Créé: 01.07.2018, 22h29

Espagne - Russie 1-2 ap (1-1, 1-1)

Moscou (stade Loujniki), 78 011 spectateurs.
Arbitre: M. Kuipers (NED).
Buts: 11e Ignashevich (c.s.c.) 1-0, 41e Dzyuba (penalty) 1-1.
Tirs au but:
Iniesta (1-0), Smolov (1-1), Piqué (2-1), Ignashevich (2-2), Koke (manqué, 2-2), Golovin (2-3), Ramos (3-3), Cheryshev (3-4), Aspas (manqué, 3-4).
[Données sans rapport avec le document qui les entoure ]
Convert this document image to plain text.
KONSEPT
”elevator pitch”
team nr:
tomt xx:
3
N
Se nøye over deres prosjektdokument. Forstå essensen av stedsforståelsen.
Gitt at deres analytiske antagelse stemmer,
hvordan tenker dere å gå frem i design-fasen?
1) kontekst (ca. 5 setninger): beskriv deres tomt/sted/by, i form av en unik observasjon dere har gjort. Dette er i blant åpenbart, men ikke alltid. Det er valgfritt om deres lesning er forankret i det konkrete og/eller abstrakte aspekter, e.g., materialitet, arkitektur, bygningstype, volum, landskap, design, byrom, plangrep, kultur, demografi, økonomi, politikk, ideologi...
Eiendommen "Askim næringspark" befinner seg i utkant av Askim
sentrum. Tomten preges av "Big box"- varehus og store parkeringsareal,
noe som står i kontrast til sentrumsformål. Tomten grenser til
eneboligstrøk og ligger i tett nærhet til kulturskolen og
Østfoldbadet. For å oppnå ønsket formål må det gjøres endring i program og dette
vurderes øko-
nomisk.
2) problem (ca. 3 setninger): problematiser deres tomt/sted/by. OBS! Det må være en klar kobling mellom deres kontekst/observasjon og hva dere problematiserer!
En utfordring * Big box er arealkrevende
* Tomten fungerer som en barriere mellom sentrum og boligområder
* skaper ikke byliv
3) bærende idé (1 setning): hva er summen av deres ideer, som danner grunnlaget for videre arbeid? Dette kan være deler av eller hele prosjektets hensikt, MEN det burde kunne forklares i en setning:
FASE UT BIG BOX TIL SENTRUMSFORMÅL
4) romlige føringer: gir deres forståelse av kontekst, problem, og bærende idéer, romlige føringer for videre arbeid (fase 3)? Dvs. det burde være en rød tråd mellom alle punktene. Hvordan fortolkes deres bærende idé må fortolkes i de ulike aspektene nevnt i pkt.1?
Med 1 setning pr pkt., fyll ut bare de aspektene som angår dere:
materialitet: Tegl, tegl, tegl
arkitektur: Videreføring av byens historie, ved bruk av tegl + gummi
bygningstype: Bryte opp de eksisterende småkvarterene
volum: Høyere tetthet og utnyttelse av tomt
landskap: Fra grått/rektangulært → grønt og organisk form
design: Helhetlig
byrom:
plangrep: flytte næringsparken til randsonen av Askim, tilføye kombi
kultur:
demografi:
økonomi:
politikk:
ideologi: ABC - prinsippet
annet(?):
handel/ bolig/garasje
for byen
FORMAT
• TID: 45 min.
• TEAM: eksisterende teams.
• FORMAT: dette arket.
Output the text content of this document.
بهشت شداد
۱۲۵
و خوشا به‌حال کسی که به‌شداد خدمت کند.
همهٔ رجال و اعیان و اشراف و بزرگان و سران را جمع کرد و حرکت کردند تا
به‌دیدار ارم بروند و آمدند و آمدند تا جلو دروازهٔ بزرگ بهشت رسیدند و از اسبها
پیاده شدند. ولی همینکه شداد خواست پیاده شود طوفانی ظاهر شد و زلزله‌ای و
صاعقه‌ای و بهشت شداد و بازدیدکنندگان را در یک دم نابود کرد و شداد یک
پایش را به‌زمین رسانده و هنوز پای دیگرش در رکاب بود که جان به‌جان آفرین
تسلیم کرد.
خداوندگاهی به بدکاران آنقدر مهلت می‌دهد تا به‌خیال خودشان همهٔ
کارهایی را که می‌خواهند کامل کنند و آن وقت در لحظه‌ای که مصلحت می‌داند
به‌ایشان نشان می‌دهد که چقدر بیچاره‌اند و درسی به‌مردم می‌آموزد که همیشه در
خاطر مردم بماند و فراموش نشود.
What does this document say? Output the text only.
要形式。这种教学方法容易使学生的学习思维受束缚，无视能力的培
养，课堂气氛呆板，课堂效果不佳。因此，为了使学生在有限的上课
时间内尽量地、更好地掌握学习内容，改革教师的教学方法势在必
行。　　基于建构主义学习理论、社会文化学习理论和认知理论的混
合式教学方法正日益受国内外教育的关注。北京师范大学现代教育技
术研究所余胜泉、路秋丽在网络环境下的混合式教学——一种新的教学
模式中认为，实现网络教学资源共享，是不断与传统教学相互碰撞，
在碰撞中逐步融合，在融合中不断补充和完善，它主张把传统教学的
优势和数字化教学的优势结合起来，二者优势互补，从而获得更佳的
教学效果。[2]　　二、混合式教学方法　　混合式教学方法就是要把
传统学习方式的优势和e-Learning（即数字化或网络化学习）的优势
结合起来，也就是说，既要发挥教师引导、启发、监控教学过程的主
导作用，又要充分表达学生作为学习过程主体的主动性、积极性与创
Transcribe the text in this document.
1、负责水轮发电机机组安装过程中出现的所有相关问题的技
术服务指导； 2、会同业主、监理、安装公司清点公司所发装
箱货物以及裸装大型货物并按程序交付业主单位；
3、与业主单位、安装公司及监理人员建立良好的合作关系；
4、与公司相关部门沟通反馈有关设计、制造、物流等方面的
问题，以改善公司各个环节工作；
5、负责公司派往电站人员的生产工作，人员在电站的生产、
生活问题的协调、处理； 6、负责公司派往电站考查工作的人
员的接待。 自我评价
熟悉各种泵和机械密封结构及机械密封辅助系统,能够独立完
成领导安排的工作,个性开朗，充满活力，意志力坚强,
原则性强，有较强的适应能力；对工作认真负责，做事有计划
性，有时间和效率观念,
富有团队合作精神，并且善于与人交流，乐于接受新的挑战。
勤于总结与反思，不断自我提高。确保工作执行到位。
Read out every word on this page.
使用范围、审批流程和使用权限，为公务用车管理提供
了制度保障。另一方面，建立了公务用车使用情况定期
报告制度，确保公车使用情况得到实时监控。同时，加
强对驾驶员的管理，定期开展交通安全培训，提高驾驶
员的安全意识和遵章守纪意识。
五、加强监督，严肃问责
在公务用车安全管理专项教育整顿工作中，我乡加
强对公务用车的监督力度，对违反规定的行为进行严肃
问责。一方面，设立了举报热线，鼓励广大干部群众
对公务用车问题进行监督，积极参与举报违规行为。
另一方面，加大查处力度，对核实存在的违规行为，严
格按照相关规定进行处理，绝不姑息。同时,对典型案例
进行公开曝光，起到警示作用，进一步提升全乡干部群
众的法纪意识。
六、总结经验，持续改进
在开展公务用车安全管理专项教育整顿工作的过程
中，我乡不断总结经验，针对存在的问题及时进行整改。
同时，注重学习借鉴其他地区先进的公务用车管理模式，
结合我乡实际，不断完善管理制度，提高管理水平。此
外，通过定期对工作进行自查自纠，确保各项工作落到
Espagne: De Gea; Nacho Fernández (70e Carvajal), Piqué, S. Ramos, Alba; Marco Asensio (104e Rodrigo), Koke, Busquets, Isco, D. Silva (67e Iniesta), Costa (80e Aspas).

Russie: Akinfeev; Mario Fernandes, Kutepov, Ignashevich, Koudriachov, Zhirkov (46e Granat), Samedov (61e Cheryshev); Kuzyaev (97e Erokhin), Zobnin; Golovin, Dzyuba (65e Smolov).
Avertissements: 40e Piqué,54e Kutepov, 71e Zobnin.